What happens when an ordinance becomes ineffective? I believe this is where we are in Grand Prairie.
In the case of people who fire off guns or shoot off fireworks illegally, they are people put 60 seconds of their own fun and excitement ahead of the elderly, scared children, scared animals, veterans, and every other neighbor living within earshot of their “celebrations.” In other words - they’re assholes. I wish there were a different label (sorry to my pastor and my parents) but there isn’t one.
Solving the A$$hole Problem - Why Ordinances Don’t Work
In the case of fireworks, the ordinance may actually contribute to the behavior. Breaking the rule becomes part of the appeal—a short burst of excitement with little perceived risk. What’s happening here is less about criminal intent and more about teenagers and adults making stupid, reckless decisions they would never tolerate in any other context. That distinction matters, because it means this problem isn’t solved by stronger enforcement—it’s solved by changing social norms. You’re not dealing with heartless criminals, you’re dealing with people acting like momentary jerks.
Texas has already faced—and solved—a problem with the same characteristics. “Don’t Mess with Texas,” launched by the Texas Department of Transportation to combat littering, addressed a behavior that was momentary, thoughtless, and nearly impossible to police in real time. TxDOT’s research also showed that young men ages 18–24 were overwhelmingly responsible for the problem.

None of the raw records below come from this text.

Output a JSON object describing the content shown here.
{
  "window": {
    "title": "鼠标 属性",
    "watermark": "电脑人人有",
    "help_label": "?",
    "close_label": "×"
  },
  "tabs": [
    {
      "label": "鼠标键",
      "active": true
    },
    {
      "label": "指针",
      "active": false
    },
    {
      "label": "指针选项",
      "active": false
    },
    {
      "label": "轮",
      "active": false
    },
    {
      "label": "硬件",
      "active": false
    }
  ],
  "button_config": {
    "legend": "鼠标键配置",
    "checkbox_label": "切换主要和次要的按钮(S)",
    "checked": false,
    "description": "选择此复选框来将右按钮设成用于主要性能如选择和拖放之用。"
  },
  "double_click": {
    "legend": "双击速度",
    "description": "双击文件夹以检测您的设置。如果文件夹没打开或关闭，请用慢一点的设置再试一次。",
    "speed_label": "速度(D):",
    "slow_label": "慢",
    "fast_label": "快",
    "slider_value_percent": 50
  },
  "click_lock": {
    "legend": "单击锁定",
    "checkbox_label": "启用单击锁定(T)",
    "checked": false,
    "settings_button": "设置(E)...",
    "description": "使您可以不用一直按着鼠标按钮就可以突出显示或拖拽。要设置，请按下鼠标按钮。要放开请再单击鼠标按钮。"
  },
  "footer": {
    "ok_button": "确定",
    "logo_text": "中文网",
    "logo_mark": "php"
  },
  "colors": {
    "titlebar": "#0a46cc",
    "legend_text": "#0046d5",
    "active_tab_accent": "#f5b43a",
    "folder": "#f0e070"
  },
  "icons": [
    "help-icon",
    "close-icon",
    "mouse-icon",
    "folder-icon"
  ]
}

The state didn’t respond by writing more tickets or threatening harsher penalties. Instead, it changed how people felt about the behavior. “Don’t Mess with Texas” didn’t focus on fines; it reframed littering as embarrassing, inconsiderate, and un-Texan. That shift in social perception caused people to pause before acting. To drive the message home, TxDOT featured Stevie Ray Vaughan in a commercial that aired during the Cotton Bowl on New Year’s Day in 1986—placing the message directly in front of the audience most likely to ignore a lecture but respond to cultural cues.
The message spread like wildfire because they intentionally saturated the message in media, on highway signs, through the influence of famous Texans, collaborating with businesses and in conjunction with community efforts. Before that, the state relied on “Keep Texas Beautiful,” a slogan that resonated with middle aged women who weren’t the ones littering to begin with.

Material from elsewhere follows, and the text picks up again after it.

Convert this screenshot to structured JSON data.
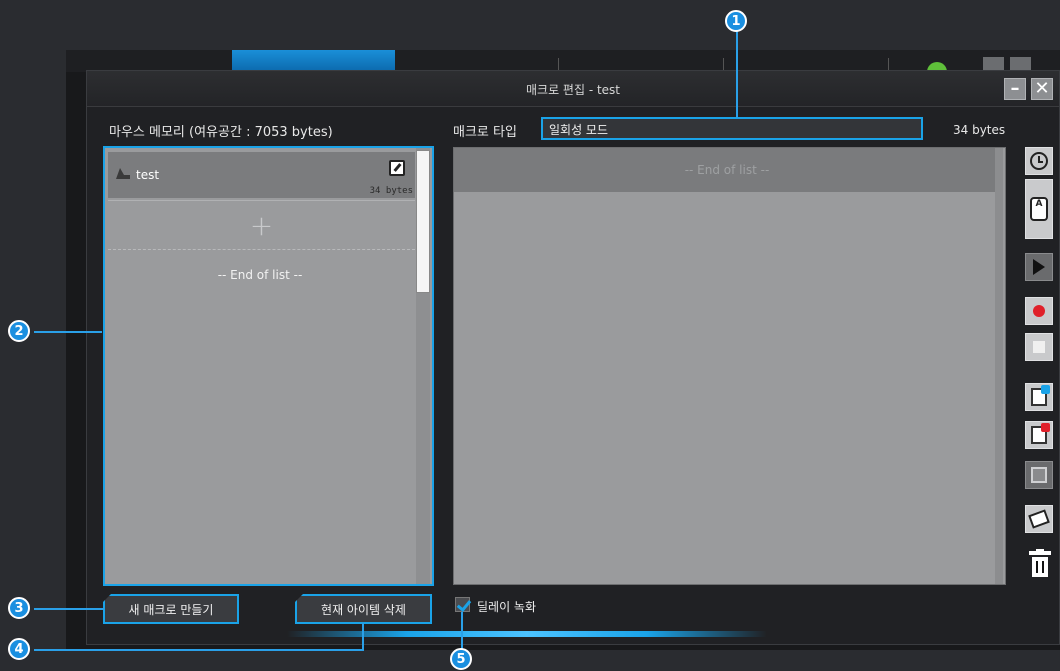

A citywide campaign aimed squarely at this kind of antisocial behavior—not through enforcement, but through social pressure—could have benefits far beyond fireworks and gunfire. When enforcement is unrealistic, changing what behavior is socially acceptable is often the only lever that works. A campaign that makes it clear this conduct isn’t bold, funny, or harmless—but embarrassing and inconsiderate—has the potential to reduce a whole category of problems that laws alone struggle to control.
There’s a real opportunity here for the city and police to work through the networks that already shape local behavior. Neighborhood leaders, National Night Out organizers, Grand Prairie–based influencers, local Facebook group administrators, and media platforms like Faces of Grand Prairie already have trust and visibility in the spaces where these norms are formed. If city leadership and law enforcement partnered with those voices to create an effective campaign, the message would actually permeate the places that matter.
The people engaging in this behavior aren’t taking cues from city websites or press releases. They’re taking cues from peers, group chats, neighborhood pages, and local social feeds. When those spaces consistently communicate the same expectation—that this behavior is embarrassing, inconsiderate, and not accepted—the pressure comes from the community itself, not enforcement after the fact. That’s how messaging reaches the audience that policing alone can’t.